Sexualized bodies: masculinity, power and identity in Mozambique

Detalhes bibliográficos
Autor(a) principal: Aboim, Sofia
Data de Publicação: 2012
Tipo de documento: Artigo
Idioma: eng
Título da fonte: Repositório Científico de Acesso Aberto de Portugal (Repositórios Cientìficos)
Texto Completo: http://hdl.handle.net/10451/44218
Resumo: Drawing on ethnographic work carried out among Mozambican men living in Maputo (the capital of Mozambique), this paper intends to describe how subordinate men from a poor background are reconstructing their masculinity through the explicit sexualization of their self. It has been shown that among poor Mozambican men the lack of money or other material goods is compensated by complex practices and a variety of discourses on sex and sexuality.

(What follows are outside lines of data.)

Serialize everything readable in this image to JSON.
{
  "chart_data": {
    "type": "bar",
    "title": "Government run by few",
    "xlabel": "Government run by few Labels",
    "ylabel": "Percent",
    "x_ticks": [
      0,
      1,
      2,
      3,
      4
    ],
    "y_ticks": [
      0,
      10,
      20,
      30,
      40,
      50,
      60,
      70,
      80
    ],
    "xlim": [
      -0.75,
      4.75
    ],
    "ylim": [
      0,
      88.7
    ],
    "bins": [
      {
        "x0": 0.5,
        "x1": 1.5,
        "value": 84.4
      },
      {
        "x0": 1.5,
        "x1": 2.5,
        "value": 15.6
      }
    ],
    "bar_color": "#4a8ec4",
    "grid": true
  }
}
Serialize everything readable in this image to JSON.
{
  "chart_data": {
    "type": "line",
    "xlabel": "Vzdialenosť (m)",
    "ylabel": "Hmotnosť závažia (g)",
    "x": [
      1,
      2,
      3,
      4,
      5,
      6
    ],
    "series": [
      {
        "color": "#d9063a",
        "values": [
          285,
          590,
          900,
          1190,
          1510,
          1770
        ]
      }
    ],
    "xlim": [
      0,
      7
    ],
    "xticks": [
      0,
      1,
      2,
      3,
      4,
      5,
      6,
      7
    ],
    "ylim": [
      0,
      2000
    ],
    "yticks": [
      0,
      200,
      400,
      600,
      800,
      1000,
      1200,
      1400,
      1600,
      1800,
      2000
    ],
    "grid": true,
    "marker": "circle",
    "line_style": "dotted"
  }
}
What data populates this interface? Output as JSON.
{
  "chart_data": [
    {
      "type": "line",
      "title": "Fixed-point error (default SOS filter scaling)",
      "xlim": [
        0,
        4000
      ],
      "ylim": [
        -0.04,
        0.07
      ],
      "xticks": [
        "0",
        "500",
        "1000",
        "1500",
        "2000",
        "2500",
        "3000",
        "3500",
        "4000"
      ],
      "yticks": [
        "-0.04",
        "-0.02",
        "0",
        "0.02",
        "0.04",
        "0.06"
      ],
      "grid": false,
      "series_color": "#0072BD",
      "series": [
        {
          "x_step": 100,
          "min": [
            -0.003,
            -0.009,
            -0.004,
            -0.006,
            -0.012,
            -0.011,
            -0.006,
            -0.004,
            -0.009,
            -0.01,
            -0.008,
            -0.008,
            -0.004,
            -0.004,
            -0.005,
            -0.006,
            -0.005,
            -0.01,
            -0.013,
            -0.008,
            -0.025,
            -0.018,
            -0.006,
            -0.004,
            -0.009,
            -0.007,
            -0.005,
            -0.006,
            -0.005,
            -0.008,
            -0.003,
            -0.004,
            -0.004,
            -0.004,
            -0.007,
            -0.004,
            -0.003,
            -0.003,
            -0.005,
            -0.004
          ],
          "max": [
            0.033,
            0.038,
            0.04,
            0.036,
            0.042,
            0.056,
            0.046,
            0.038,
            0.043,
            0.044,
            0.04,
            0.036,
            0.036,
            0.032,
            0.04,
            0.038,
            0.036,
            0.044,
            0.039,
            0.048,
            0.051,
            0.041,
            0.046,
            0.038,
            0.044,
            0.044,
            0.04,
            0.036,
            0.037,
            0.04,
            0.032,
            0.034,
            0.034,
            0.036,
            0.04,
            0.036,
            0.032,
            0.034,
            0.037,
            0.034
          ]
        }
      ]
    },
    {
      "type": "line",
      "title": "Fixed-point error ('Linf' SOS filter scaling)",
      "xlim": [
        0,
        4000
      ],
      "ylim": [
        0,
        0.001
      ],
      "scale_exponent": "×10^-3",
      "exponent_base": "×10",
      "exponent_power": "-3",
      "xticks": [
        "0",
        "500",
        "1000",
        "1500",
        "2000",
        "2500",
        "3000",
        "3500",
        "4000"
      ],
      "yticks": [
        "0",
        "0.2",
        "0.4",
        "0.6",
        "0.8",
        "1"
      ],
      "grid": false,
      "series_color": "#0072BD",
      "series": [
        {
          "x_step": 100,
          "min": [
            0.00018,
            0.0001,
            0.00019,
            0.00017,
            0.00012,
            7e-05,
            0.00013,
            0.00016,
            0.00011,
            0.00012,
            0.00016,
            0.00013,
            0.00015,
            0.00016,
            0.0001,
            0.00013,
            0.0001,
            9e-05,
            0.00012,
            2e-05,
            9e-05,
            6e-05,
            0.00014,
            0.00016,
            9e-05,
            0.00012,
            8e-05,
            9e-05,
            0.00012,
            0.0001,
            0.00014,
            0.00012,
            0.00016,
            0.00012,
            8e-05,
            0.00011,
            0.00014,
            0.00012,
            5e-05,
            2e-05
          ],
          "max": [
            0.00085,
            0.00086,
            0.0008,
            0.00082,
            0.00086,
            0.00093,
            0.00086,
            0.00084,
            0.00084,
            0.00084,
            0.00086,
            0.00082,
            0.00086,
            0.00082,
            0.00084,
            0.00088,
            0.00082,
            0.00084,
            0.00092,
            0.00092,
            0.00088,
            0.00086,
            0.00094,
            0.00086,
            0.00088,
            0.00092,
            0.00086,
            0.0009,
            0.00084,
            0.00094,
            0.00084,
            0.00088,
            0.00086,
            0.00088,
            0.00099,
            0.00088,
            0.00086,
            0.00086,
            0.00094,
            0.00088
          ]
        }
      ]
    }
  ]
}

Sexuality, and its bodily enactment, is then used to reconstruct a powerful sense of manhood, which may take a variety of forms ranging from identification with the norm of the ‘good lover’ to more struggle-based discourses. All of these strategies imply an explicit investment in various forms of ‘bodily capital’, which may lead to the building up of a phallocentric masculinity, though women’s sexual agency is not ignored. In male discourse, a value is attributed to goods, whether material or symbolic, which function discursively according to an imagery of economic exchange as if the body were a commodity, a discursively constructed capital of manhood. Through a number of ethnographic examples, I will contend that we can consider masculinity as a complex structure of capitals that can be enacted in different spheres and with different meanings. As a result, different power hierarchies can be reconstructed and a degree of plurality may be incorporated into what we consider hegemonic masculinity. Sexuality and sex, while performed through a bodily hexis and discourses on power and control, are at the core of these processes and represent a vital constituent of the male self.